On January 1, Year 1, Raven Limo Service, Inc. paid $64,000 cash to purchase a limousine. The limo was expected to have a six year useful life and a $10,000 salvage value. On January 1, Year 5 the limo was sold for $30,000 cash. Assuming Raven uses straight-line depreciation, the Company would recognize a

Respuesta :

Assuming Raven uses straight-line depreciation, the Company would recognize a $2,000 gain.

What is straight-line depreciation?

The simplest way to determine depreciation over time is through straight-line depreciation.

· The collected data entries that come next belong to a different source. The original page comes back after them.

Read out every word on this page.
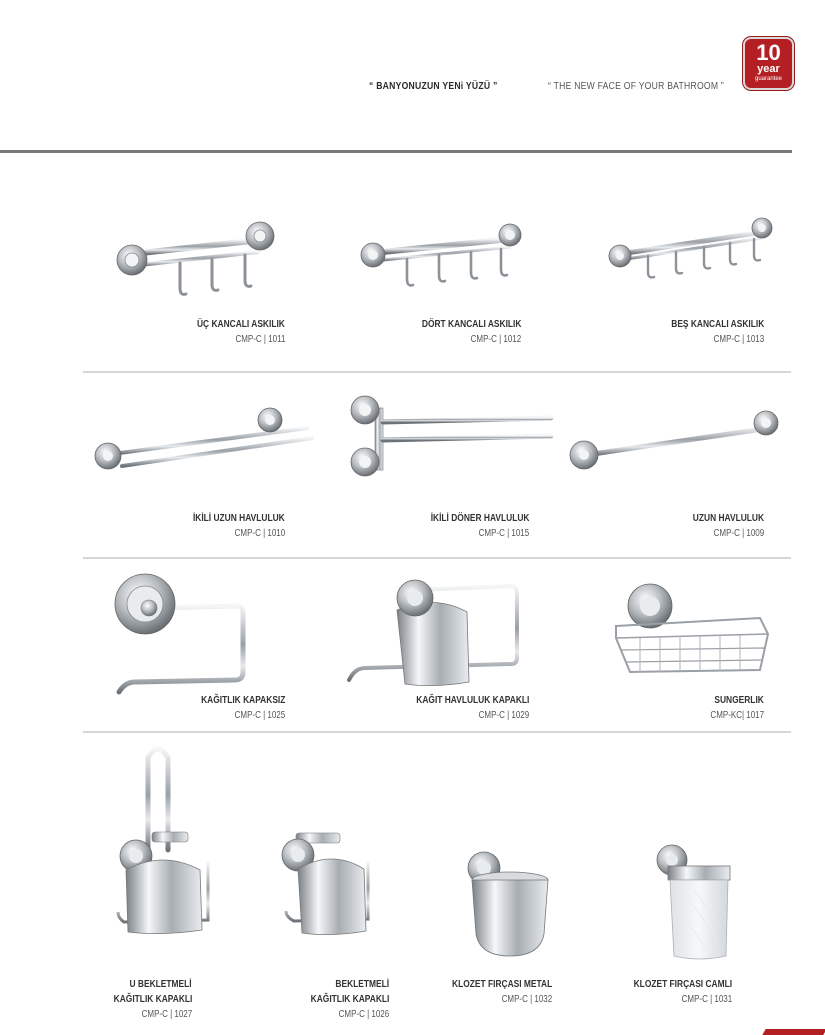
“ BANYONUZUN YENi YÜZÜ ”	“ THE NEW FACE OF YOUR BATHROOM ”
10
year
guarantee
ÜÇ KANCALI ASKILIK
CMP-C | 1011
DÖRT KANCALI ASKILIK
CMP-C | 1012
BEŞ KANCALI ASKILIK
CMP-C | 1013
İKİLİ UZUN HAVLULUK
CMP-C | 1010
İKİLİ DÖNER HAVLULUK
CMP-C | 1015
UZUN HAVLULUK
CMP-C | 1009
KAĞITLIK KAPAKSIZ
CMP-C | 1025
KAĞIT HAVLULUK KAPAKLI
CMP-C | 1029
SUNGERLIK
CMP-KC| 1017
U BEKLETMELİ
KAĞITLIK KAPAKLI
CMP-C | 1027
BEKLETMELİ
KAĞITLIK KAPAKLI
CMP-C | 1026
KLOZET FIRÇASI METAL
CMP-C | 1032
KLOZET FIRÇASI CAMLI
CMP-C | 1031
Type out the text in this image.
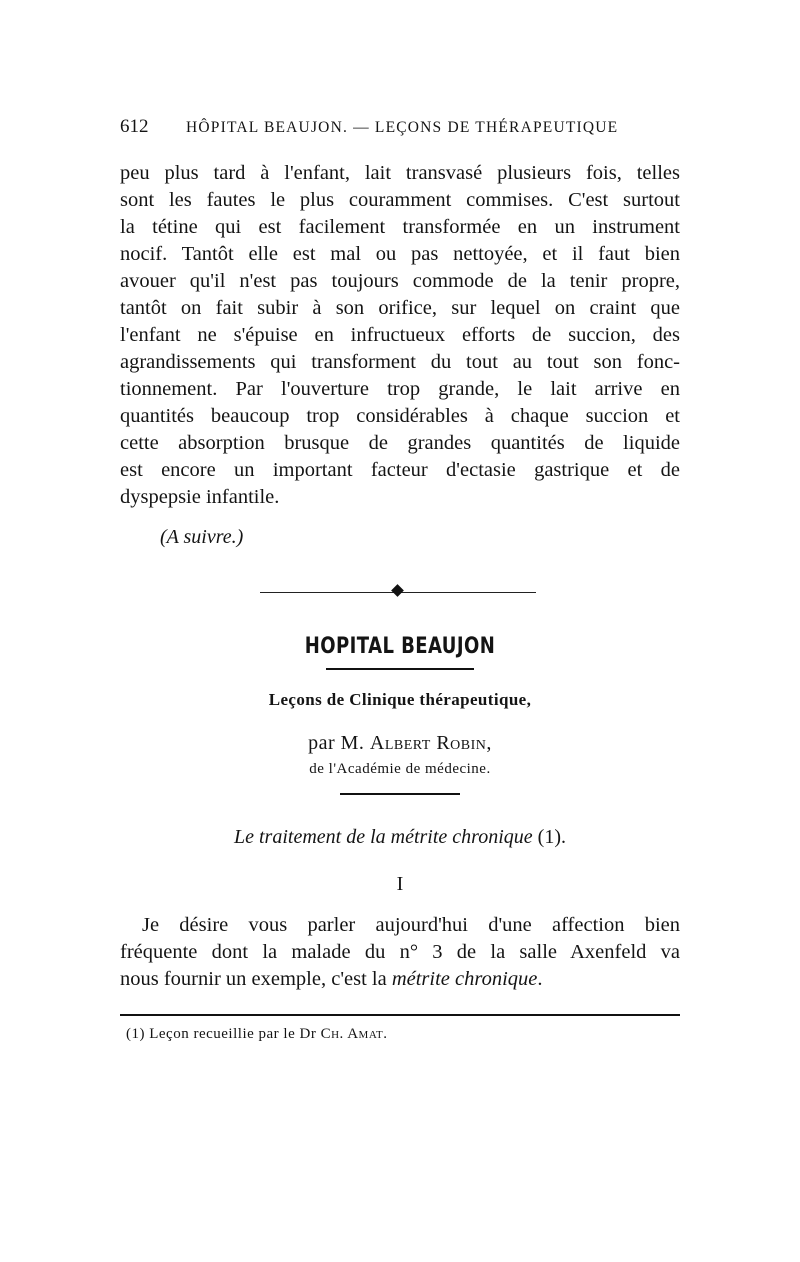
612 HÔPITAL BEAUJON. — LEÇONS DE THÉRAPEUTIQUE
peu plus tard à l'enfant, lait transvasé plusieurs fois, telles
sont les fautes le plus couramment commises. C'est surtout
la tétine qui est facilement transformée en un instrument
nocif. Tantôt elle est mal ou pas nettoyée, et il faut bien
avouer qu'il n'est pas toujours commode de la tenir propre,
tantôt on fait subir à son orifice, sur lequel on craint que
l'enfant ne s'épuise en infructueux efforts de succion, des
agrandissements qui transforment du tout au tout son fonc-
tionnement. Par l'ouverture trop grande, le lait arrive en
quantités beaucoup trop considérables à chaque succion et
cette absorption brusque de grandes quantités de liquide
est encore un important facteur d'ectasie gastrique et de
dyspepsie infantile.
(A suivre.)
HOPITAL BEAUJON
Leçons de Clinique thérapeutique,
par M. Albert Robin,
de l'Académie de médecine.
Le traitement de la métrite chronique (1).
I
Je désire vous parler aujourd'hui d'une affection bien
fréquente dont la malade du n° 3 de la salle Axenfeld va
nous fournir un exemple, c'est la métrite chronique.
(1) Leçon recueillie par le Dr Ch. Amat.
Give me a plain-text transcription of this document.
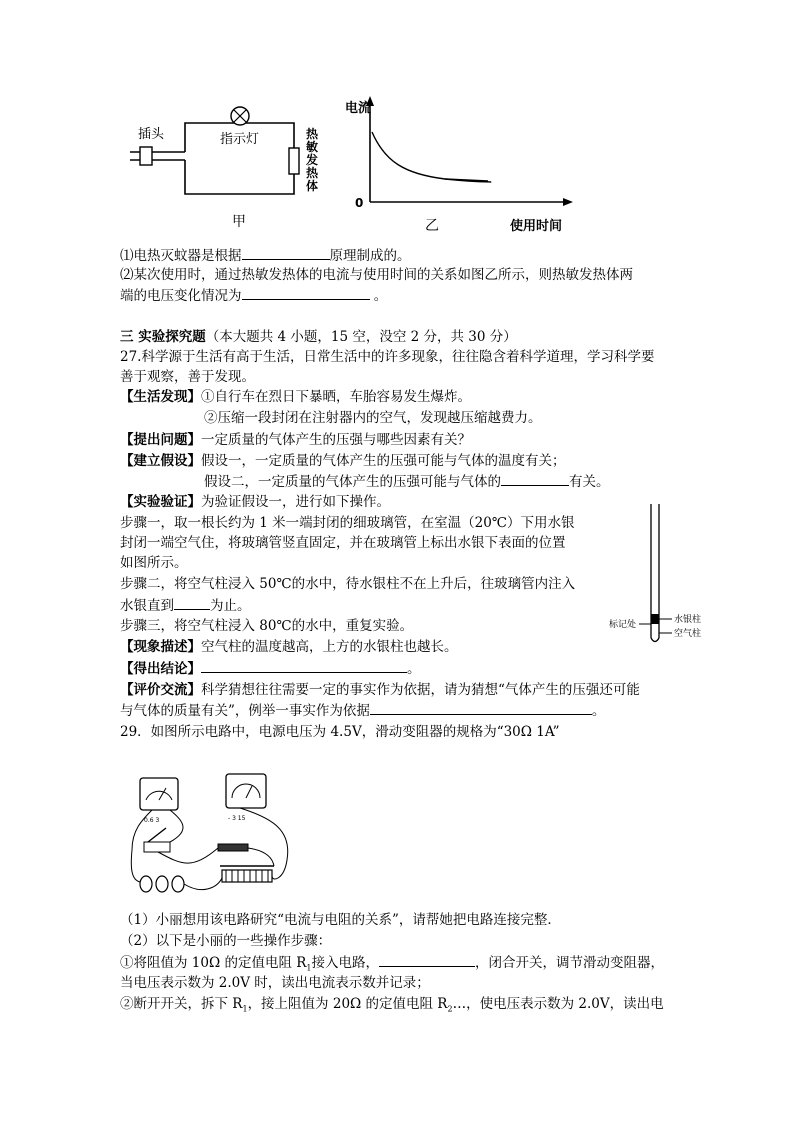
插头	指示灯
甲
热敏发热体
电流
0
乙	使用时间
⑴电热灭蚊器是根据	原理制成的。
⑵某次使用时，通过热敏发热体的电流与使用时间的关系如图乙所示，则热敏发热体两
端的电压变化情况为	。
三 实验探究题（本大题共 4 小题，15 空，没空 2 分，共 30 分）
27.科学源于生活有高于生活，日常生活中的许多现象，往往隐含着科学道理，学习科学要
善于观察，善于发现。
【生活发现】①自行车在烈日下暴晒，车胎容易发生爆炸。
②压缩一段封闭在注射器内的空气，发现越压缩越费力。
【提出问题】一定质量的气体产生的压强与哪些因素有关？
【建立假设】假设一，一定质量的气体产生的压强可能与气体的温度有关；
假设二，一定质量的气体产生的压强可能与气体的	有关。
【实验验证】为验证假设一，进行如下操作。
步骤一，取一根长约为 1 米一端封闭的细玻璃管，在室温（20℃）下用水银
封闭一端空气住，将玻璃管竖直固定，并在玻璃管上标出水银下表面的位置
如图所示。
步骤二，将空气柱浸入 50℃的水中，待水银柱不在上升后，往玻璃管内注入
水银直到	为止。
步骤三，将空气柱浸入 80℃的水中，重复实验。
【现象描述】空气柱的温度越高，上方的水银柱也越长。
【得出结论】	。
【评价交流】科学猜想往往需要一定的事实作为依据，请为猜想“气体产生的压强还可能
与气体的质量有关”，例举一事实作为依据	。
标记处	水银柱
空气柱
29．如图所示电路中，电源电压为 4.5V，滑动变阻器的规格为“30Ω 1A”
0.6 3	- 3 15
（1）小丽想用该电路研究“电流与电阻的关系”，请帮她把电路连接完整．
（2）以下是小丽的一些操作步骤：
①将阻值为 10Ω 的定值电阻 $R_1$接入电路，	，闭合开关，调节滑动变阻器，
当电压表示数为 2.0V 时，读出电流表示数并记录；
②断开开关，拆下 $R_1$，接上阻值为 20Ω 的定值电阻 $R_2\dots$，使电压表示数为 2.0V，读出电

According to this strategy, an asset's value is reduced by the same amount for each year that it is in use.

Depreciation formula:

(Depreciation expense per year = (Cost of the asset - Salvage value) ÷ Useful life.

The given data is -

The cost of asses is given as $64,000.

The salvage value is given as $10,000.

The sole price is $30,000.

Calculation for the depreciation-

Depreciation expense per year = ($64,000 Cost - $10,000 Salvage) ÷ (6               Year life)

Depreciation expense per year = $9,000

Accumulated depreciation on January 1, Year 5 = ($9,000 per year) × (4 years)

Accumulated depreciation on January 1, Year 5 = $36,000.

Book value = $64,000 Cost - $36,000 Accumulated depreciation

                    = $28,000

Gain on sale = $30,000 Sales price - $28,000 Book value

                     = $2,000)

Therefore, the gain on the scale is  $2,000.